A special something from my daughter

In today’s world there is hardly a person out there that doesn’t have a cell phone in their pocket.
These awesome little devices give instant access to loved ones.
But when you are serving your country and you are on deployment, you don’t always have that instant access. Access to devices that allow you to Skype or email isn’t always available.
Sometimes, because of what is going on around you, they block all outgoing transmissions and you can’t use anything that puts out a signal.
These options also weren’t always available to our service men and women either.
In the recent past, I have been on deployments where phone calls home were as easy as picking up my office phone and calling my family and emailing back and forth every day.
There are some units that even have the ability to Skype back and forth with their families. These abilities are all awesome and it is great that the Armed Forces are using these technologies to keep families connected.
But, there is just something special about getting letters and care packages from home. Once upon a time it was the only way to communicate.
There was no email, no phones and no Skype to keep in touch with your loved ones on the homefront.
As active service members, we would wait for mail call to see if there were letters from home. Depending on which coast you were stationed on, letters would go to a main shipping center for the Navy and then they would get sent to a base somewhere near where you were and then it would finally get put on a ship or on a plane or helicopter and then sent to your ship.
Needless to say this took a little while. I remember on one of my deployments they would announce mail arriving as if it were an important dignitary arriving on board the ship.
It was funny to hear the entire ship roaring with applause after the announcement.
It was agonizing, waiting for the mail to get to the shop and praying that something from the person you loved was in the mail bag.
Those letters were so important. They kept you going until the next time you got mail.
The only thing I had to look forward to was being able to read the words that my wife actually put on that little piece of paper.
On one deployment I got a package from home. My wife sent me a bunch of goodies. While my wife was packing the box, she had left it unattended for a little bit and my two-year-old daughter thought that daddy needed something from her, too.
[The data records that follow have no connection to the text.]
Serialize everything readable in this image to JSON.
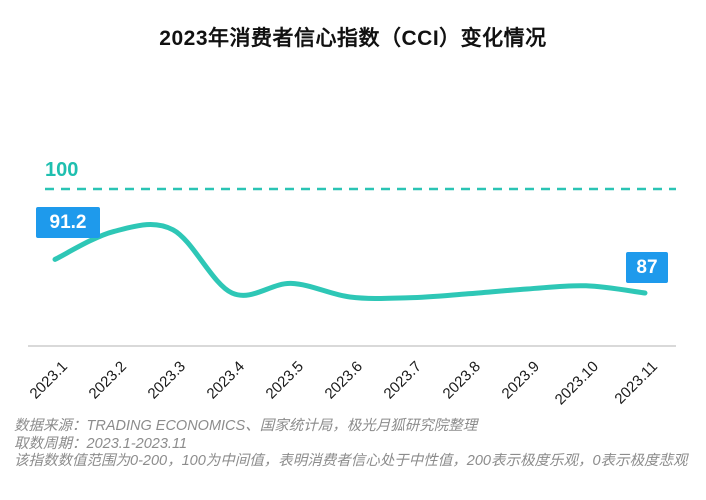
{
  "chart_data": {
    "type": "line",
    "title": "2023年消费者信心指数（CCI）变化情况",
    "categories": [
      "2023.1",
      "2023.2",
      "2023.3",
      "2023.4",
      "2023.5",
      "2023.6",
      "2023.7",
      "2023.8",
      "2023.9",
      "2023.10",
      "2023.11"
    ],
    "series": [
      {
        "name": "CCI",
        "values": [
          91.2,
          94.7,
          94.9,
          87.0,
          88.2,
          86.5,
          86.4,
          86.9,
          87.5,
          87.9,
          87.0
        ]
      }
    ],
    "reference_line": {
      "value": 100,
      "label": "100"
    },
    "value_labels": {
      "first": "91.2",
      "last": "87"
    },
    "value_range": [
      0,
      200
    ],
    "xlabel": "",
    "ylabel": "",
    "grid": false,
    "legend_position": "none"
  },
  "footer": {
    "lines": [
      "数据来源：TRADING ECONOMICS、国家统计局，极光月狐研究院整理",
      "取数周期：2023.1-2023.11",
      "该指数数值范围为0-200，100为中间值，表明消费者信心处于中性值，200表示极度乐观，0表示极度悲观"
    ]
  },
  "colors": {
    "line": "#2EC7B6",
    "reference_line": "#2AC4B4",
    "reference_label_text": "#1FBFAF",
    "value_label_bg": "#1E9AEC",
    "value_label_text": "#FFFFFF",
    "axis_line": "#D9D9D9",
    "tick_text": "#1A1A1A",
    "footer_text": "#8C8C8C",
    "title_text": "#111111",
    "background": "#FFFFFF"
  }
}
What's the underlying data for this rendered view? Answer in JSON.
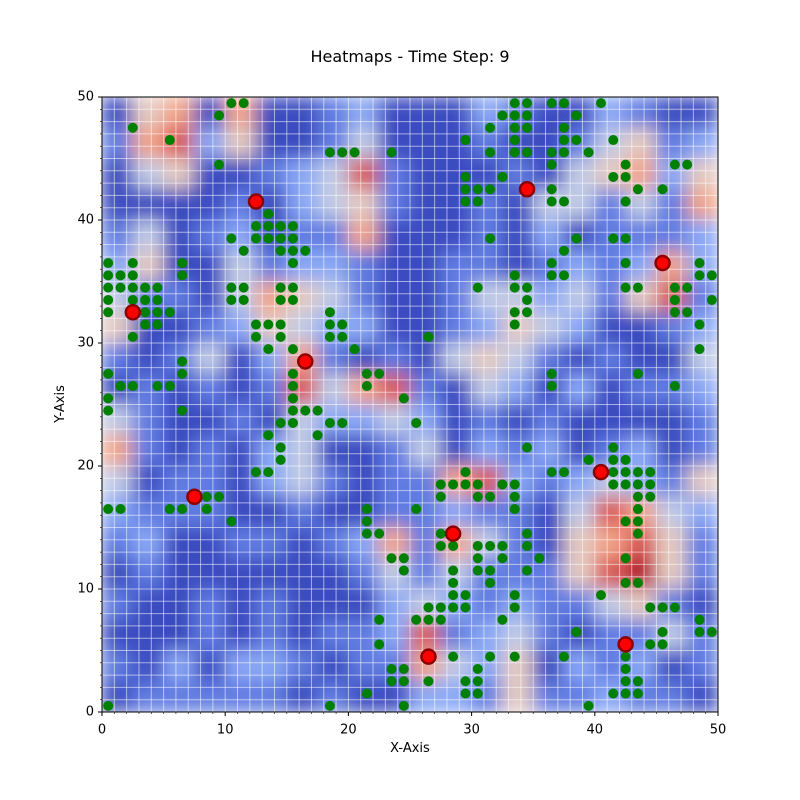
{
  "chart_data": {
    "type": "heatmap",
    "title": "Heatmaps - Time Step: 9",
    "x_label": "X-Axis",
    "y_label": "Y-Axis",
    "xlim": [
      0,
      50
    ],
    "ylim": [
      0,
      50
    ],
    "xticks": [
      0,
      10,
      20,
      30,
      40,
      50
    ],
    "yticks": [
      0,
      10,
      20,
      30,
      40,
      50
    ],
    "minor_tick_step": 1,
    "grid": true,
    "grid_color": "#ffffff",
    "heatmap": {
      "colormap": "coolwarm",
      "origin": "upper",
      "values": [
        [
          2,
          6,
          7,
          2,
          7,
          2,
          2,
          3,
          4,
          2,
          2,
          2,
          4,
          3,
          2,
          2,
          4,
          3,
          2,
          2
        ],
        [
          3,
          7,
          8,
          4,
          6,
          2,
          2,
          3,
          5,
          2,
          2,
          2,
          3,
          2,
          2,
          3,
          5,
          6,
          3,
          4
        ],
        [
          2,
          5,
          6,
          2,
          2,
          3,
          4,
          5,
          8,
          3,
          2,
          2,
          2,
          3,
          2,
          5,
          6,
          7,
          4,
          6
        ],
        [
          2,
          2,
          2,
          2,
          3,
          2,
          4,
          5,
          6,
          3,
          2,
          2,
          3,
          2,
          5,
          5,
          3,
          5,
          3,
          7
        ],
        [
          3,
          5,
          2,
          3,
          4,
          2,
          3,
          3,
          7,
          2,
          2,
          2,
          3,
          2,
          4,
          2,
          3,
          3,
          3,
          4
        ],
        [
          4,
          6,
          2,
          2,
          5,
          3,
          4,
          4,
          3,
          2,
          2,
          3,
          3,
          2,
          3,
          4,
          3,
          4,
          7,
          4
        ],
        [
          5,
          3,
          3,
          2,
          5,
          7,
          6,
          5,
          3,
          2,
          2,
          3,
          5,
          5,
          4,
          5,
          3,
          6,
          8,
          3
        ],
        [
          6,
          2,
          2,
          3,
          4,
          6,
          5,
          4,
          4,
          2,
          2,
          3,
          4,
          6,
          5,
          4,
          2,
          2,
          3,
          4
        ],
        [
          3,
          2,
          3,
          5,
          2,
          4,
          7,
          3,
          2,
          3,
          2,
          5,
          6,
          5,
          3,
          2,
          3,
          2,
          2,
          5
        ],
        [
          2,
          3,
          2,
          3,
          2,
          3,
          8,
          5,
          7,
          8,
          3,
          2,
          5,
          4,
          2,
          4,
          2,
          3,
          3,
          4
        ],
        [
          5,
          3,
          2,
          2,
          3,
          2,
          5,
          4,
          4,
          5,
          4,
          2,
          3,
          2,
          3,
          2,
          2,
          2,
          2,
          3
        ],
        [
          7,
          3,
          2,
          3,
          2,
          4,
          5,
          2,
          2,
          3,
          5,
          2,
          4,
          3,
          4,
          2,
          3,
          4,
          2,
          3
        ],
        [
          5,
          2,
          3,
          3,
          2,
          4,
          5,
          3,
          2,
          3,
          3,
          7,
          8,
          4,
          3,
          4,
          5,
          4,
          3,
          6
        ],
        [
          4,
          3,
          3,
          3,
          2,
          2,
          3,
          2,
          2,
          3,
          3,
          4,
          3,
          3,
          2,
          5,
          8,
          7,
          5,
          4
        ],
        [
          3,
          4,
          2,
          2,
          3,
          3,
          2,
          3,
          4,
          7,
          3,
          7,
          5,
          3,
          2,
          6,
          7,
          8,
          6,
          3
        ],
        [
          2,
          3,
          2,
          2,
          2,
          2,
          2,
          2,
          3,
          5,
          3,
          5,
          3,
          3,
          3,
          6,
          8,
          9,
          6,
          3
        ],
        [
          3,
          2,
          2,
          3,
          2,
          3,
          2,
          2,
          2,
          4,
          5,
          4,
          3,
          4,
          3,
          3,
          5,
          6,
          3,
          2
        ],
        [
          2,
          2,
          2,
          3,
          2,
          3,
          2,
          3,
          3,
          4,
          8,
          3,
          4,
          5,
          3,
          2,
          3,
          3,
          5,
          3
        ],
        [
          3,
          2,
          4,
          2,
          4,
          4,
          3,
          2,
          3,
          3,
          7,
          5,
          4,
          6,
          2,
          4,
          3,
          4,
          2,
          3
        ],
        [
          2,
          3,
          3,
          3,
          3,
          3,
          2,
          3,
          2,
          2,
          4,
          4,
          3,
          6,
          3,
          3,
          4,
          3,
          3,
          2
        ]
      ]
    },
    "series": [
      {
        "color": "#008000",
        "marker_edge": "#008000",
        "x": [
          2.5,
          5.5,
          9.5,
          10.5,
          11.5,
          9.5,
          18.5,
          19.5,
          20.5,
          23.5,
          29.5,
          31.5,
          31.5,
          32.5,
          33.5,
          34.5,
          33.5,
          34.5,
          33.5,
          34.5,
          33.5,
          33.5,
          34.5,
          36.5,
          37.5,
          37.5,
          38.5,
          38.5,
          37.5,
          36.5,
          36.5,
          37.5,
          39.5,
          40.5,
          41.5,
          42.5,
          42.5,
          43.5,
          46.5,
          47.5,
          45.5,
          29.5,
          29.5,
          30.5,
          31.5,
          29.5,
          30.5,
          32.5,
          36.5,
          37.5,
          36.5,
          41.5,
          42.5,
          10.5,
          11.5,
          13.5,
          12.5,
          13.5,
          14.5,
          15.5,
          12.5,
          13.5,
          14.5,
          15.5,
          14.5,
          15.5,
          16.5,
          15.5,
          0.5,
          2.5,
          0.5,
          1.5,
          2.5,
          0.5,
          1.5,
          2.5,
          3.5,
          4.5,
          0.5,
          2.5,
          3.5,
          4.5,
          0.5,
          3.5,
          4.5,
          5.5,
          3.5,
          4.5,
          2.5,
          6.5,
          6.5,
          10.5,
          11.5,
          10.5,
          11.5,
          14.5,
          15.5,
          14.5,
          15.5,
          12.5,
          13.5,
          14.5,
          12.5,
          14.5,
          13.5,
          15.5,
          18.5,
          18.5,
          19.5,
          18.5,
          19.5,
          20.5,
          0.5,
          0.5,
          0.5,
          1.5,
          2.5,
          4.5,
          5.5,
          6.5,
          6.5,
          6.5,
          15.5,
          15.5,
          15.5,
          15.5,
          16.5,
          17.5,
          14.5,
          15.5,
          18.5,
          19.5,
          13.5,
          17.5,
          14.5,
          13.5,
          12.5,
          14.5,
          21.5,
          22.5,
          21.5,
          24.5,
          25.5,
          26.5,
          31.5,
          33.5,
          36.5,
          37.5,
          38.5,
          36.5,
          37.5,
          41.5,
          42.5,
          42.5,
          42.5,
          43.5,
          46.5,
          47.5,
          48.5,
          48.5,
          49.5,
          49.5,
          46.5,
          46.5,
          47.5,
          48.5,
          48.5,
          30.5,
          33.5,
          34.5,
          34.5,
          33.5,
          34.5,
          33.5,
          36.5,
          36.5,
          43.5,
          46.5,
          34.5,
          36.5,
          37.5,
          39.5,
          41.5,
          41.5,
          42.5,
          41.5,
          42.5,
          43.5,
          44.5,
          41.5,
          42.5,
          43.5,
          44.5,
          43.5,
          43.5,
          44.5,
          42.5,
          43.5,
          43.5,
          42.5,
          42.5,
          43.5,
          40.5,
          29.5,
          27.5,
          28.5,
          29.5,
          30.5,
          32.5,
          33.5,
          27.5,
          30.5,
          31.5,
          33.5,
          33.5,
          34.5,
          34.5,
          30.5,
          31.5,
          32.5,
          30.5,
          32.5,
          30.5,
          31.5,
          31.5,
          34.5,
          28.5,
          27.5,
          27.5,
          28.5,
          28.5,
          28.5,
          29.5,
          28.5,
          29.5,
          33.5,
          33.5,
          5.5,
          6.5,
          8.5,
          9.5,
          8.5,
          10.5,
          0.5,
          1.5,
          21.5,
          21.5,
          21.5,
          22.5,
          25.5,
          23.5,
          24.5,
          24.5,
          26.5,
          27.5,
          26.5,
          27.5,
          22.5,
          22.5,
          25.5,
          23.5,
          24.5,
          23.5,
          24.5,
          21.5,
          24.5,
          26.5,
          28.5,
          29.5,
          30.5,
          30.5,
          30.5,
          29.5,
          31.5,
          33.5,
          32.5,
          35.5,
          37.5,
          38.5,
          39.5,
          41.5,
          42.5,
          42.5,
          42.5,
          42.5,
          43.5,
          43.5,
          44.5,
          44.5,
          45.5,
          46.5,
          45.5,
          45.5,
          48.5,
          48.5,
          49.5,
          18.5,
          0.5
        ],
        "values": [
          47.5,
          46.5,
          48.5,
          49.5,
          49.5,
          44.5,
          45.5,
          45.5,
          45.5,
          45.5,
          46.5,
          47.5,
          45.5,
          48.5,
          49.5,
          49.5,
          48.5,
          48.5,
          47.5,
          47.5,
          46.5,
          45.5,
          45.5,
          49.5,
          49.5,
          47.5,
          48.5,
          46.5,
          46.5,
          45.5,
          44.5,
          45.5,
          45.5,
          49.5,
          46.5,
          44.5,
          43.5,
          42.5,
          44.5,
          44.5,
          42.5,
          43.5,
          42.5,
          42.5,
          42.5,
          41.5,
          41.5,
          43.5,
          41.5,
          41.5,
          42.5,
          43.5,
          41.5,
          38.5,
          37.5,
          40.5,
          39.5,
          39.5,
          39.5,
          39.5,
          38.5,
          38.5,
          38.5,
          38.5,
          37.5,
          37.5,
          37.5,
          36.5,
          36.5,
          36.5,
          35.5,
          35.5,
          35.5,
          34.5,
          34.5,
          34.5,
          34.5,
          34.5,
          33.5,
          33.5,
          33.5,
          33.5,
          32.5,
          32.5,
          32.5,
          32.5,
          31.5,
          31.5,
          30.5,
          36.5,
          35.5,
          34.5,
          34.5,
          33.5,
          33.5,
          34.5,
          34.5,
          33.5,
          33.5,
          31.5,
          31.5,
          31.5,
          30.5,
          30.5,
          29.5,
          29.5,
          32.5,
          31.5,
          31.5,
          30.5,
          30.5,
          29.5,
          27.5,
          25.5,
          24.5,
          26.5,
          26.5,
          26.5,
          26.5,
          28.5,
          27.5,
          24.5,
          27.5,
          26.5,
          25.5,
          24.5,
          24.5,
          24.5,
          23.5,
          23.5,
          23.5,
          23.5,
          22.5,
          22.5,
          20.5,
          19.5,
          19.5,
          21.5,
          27.5,
          27.5,
          26.5,
          25.5,
          23.5,
          30.5,
          38.5,
          35.5,
          36.5,
          37.5,
          38.5,
          35.5,
          35.5,
          38.5,
          38.5,
          36.5,
          34.5,
          34.5,
          34.5,
          34.5,
          36.5,
          35.5,
          35.5,
          33.5,
          33.5,
          32.5,
          32.5,
          31.5,
          29.5,
          34.5,
          34.5,
          34.5,
          33.5,
          32.5,
          32.5,
          31.5,
          27.5,
          26.5,
          27.5,
          26.5,
          21.5,
          19.5,
          19.5,
          20.5,
          21.5,
          20.5,
          20.5,
          19.5,
          19.5,
          19.5,
          19.5,
          18.5,
          18.5,
          18.5,
          18.5,
          17.5,
          16.5,
          17.5,
          15.5,
          15.5,
          14.5,
          12.5,
          10.5,
          10.5,
          9.5,
          19.5,
          18.5,
          18.5,
          18.5,
          18.5,
          18.5,
          18.5,
          17.5,
          17.5,
          17.5,
          17.5,
          16.5,
          14.5,
          13.5,
          13.5,
          13.5,
          13.5,
          12.5,
          12.5,
          11.5,
          11.5,
          10.5,
          11.5,
          13.5,
          14.5,
          13.5,
          11.5,
          10.5,
          9.5,
          9.5,
          8.5,
          8.5,
          9.5,
          8.5,
          16.5,
          16.5,
          17.5,
          17.5,
          16.5,
          15.5,
          16.5,
          16.5,
          16.5,
          15.5,
          14.5,
          14.5,
          16.5,
          12.5,
          12.5,
          11.5,
          8.5,
          8.5,
          7.5,
          7.5,
          7.5,
          5.5,
          7.5,
          3.5,
          3.5,
          2.5,
          2.5,
          1.5,
          0.5,
          2.5,
          4.5,
          2.5,
          2.5,
          3.5,
          1.5,
          1.5,
          4.5,
          4.5,
          7.5,
          12.5,
          4.5,
          6.5,
          0.5,
          1.5,
          4.5,
          3.5,
          2.5,
          1.5,
          2.5,
          1.5,
          5.5,
          8.5,
          8.5,
          8.5,
          6.5,
          5.5,
          7.5,
          6.5,
          6.5,
          0.5,
          0.5
        ]
      },
      {
        "color": "#ff0000",
        "marker_edge": "#8b0000",
        "x": [
          2.5,
          7.5,
          12.5,
          16.5,
          26.5,
          28.5,
          34.5,
          40.5,
          42.5,
          45.5
        ],
        "values": [
          32.5,
          17.5,
          41.5,
          28.5,
          4.5,
          14.5,
          42.5,
          19.5,
          5.5,
          36.5
        ]
      }
    ]
  }
}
So she put the only thing that she had to give in the box… her pacifier.
When I got the box and found it at the bottom of the box, I asked my wife why she sent me a pacifier and she told me that our daughter must have put it in there. We laughed about it for quite some time.
It is truly unbelievable how getting those silly little boxes or letters meant so much.
And it really did recharge my batteries and helped close the divide when I was so far away from home.